Was Harries set up to become the fall guy by ministers who do not want to have to admit we may be heading for another lockdown?
We don’t know. But the crossed-wires about what we should and shouldn’t do over the last few days has achieved a de facto lockdown.
As author Laura Dodsworth, noted in her book, A State of Fear, the members of SAGE know how to instil fear to change behaviour. In her book, she shows how SAGE advised the government on how to get people to follow the rules on social distancing at the start of the pandemic.
This is what they wrote: “A substantial number of people still do not feel sufficiently personally threatened; it could be that they are reassured by the low death rate in their demographic group, although levels of concern may be rising.” As a result, they recommended that “the perceived level of personal threat needs to be increased among those who are complacent, using hard-hitting emotional messaging.” In other words, they needed to be scared.
Yet deaths, infections and hospitalisations are all down in the UK again – a pattern which has been steady for several days now. At the World Health Organisation, officials are claiming that most Omicron cases are “mild” and there is no evidence the new variant has any impact on vaccine effectiveness against serious illness.
Who knows where we go next. Without this latest crackdown, the future was looking brighter than previously thought. According to the OECD, the UK is going to hold on to its position as one of the world’s fastest growing economies and top of the G7 rankings for growth.
The OECD’s latest report estimates the UK economy will grow at 6.9 per cent this year, some 0.2 percentage points higher than previously expected. Next year is predicted to be good too, with the economy expanding 4.7 per cent.
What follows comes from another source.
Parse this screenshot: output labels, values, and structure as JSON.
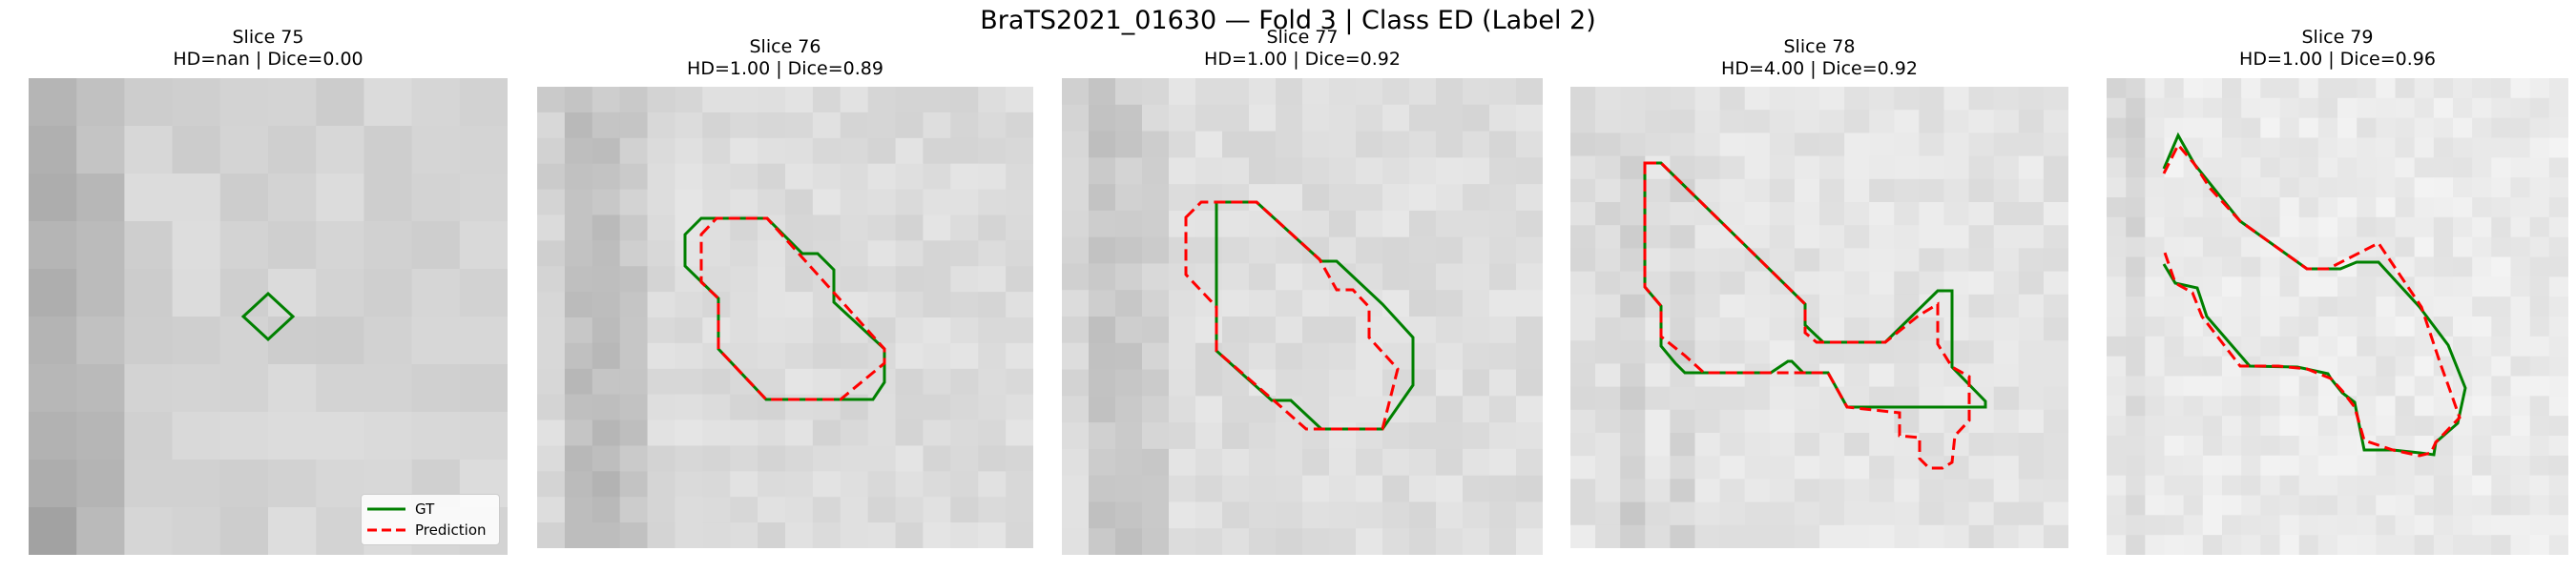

On a global level, the OECD’s chief economist, Laurence Boone, reckons GDP growth will be 5.6% this year and 4.5% in 2022, before settling back to 3.2% in 2023 – closer to rates before the pandemic – and figures worked out before the latest outbreak of Omicron.
But Boone also warned that the new Omicron variant may mean that governments around the world will have to fork out again for new bail-outs. So far the G20 group of wealthy nations had spent about $10tn (£7.5tn) in emergency support since the start of the pandemic.
Yet it would cost just $50bn to ensure a worldwide vaccination programme. As Boone put it: “We’re spending to support our economies, while we’re failing to vaccinate the whole world. As a result the world really is not looking better.” She is right. But let’s hope she is wrong about the impact of the new Omicron on our recovery.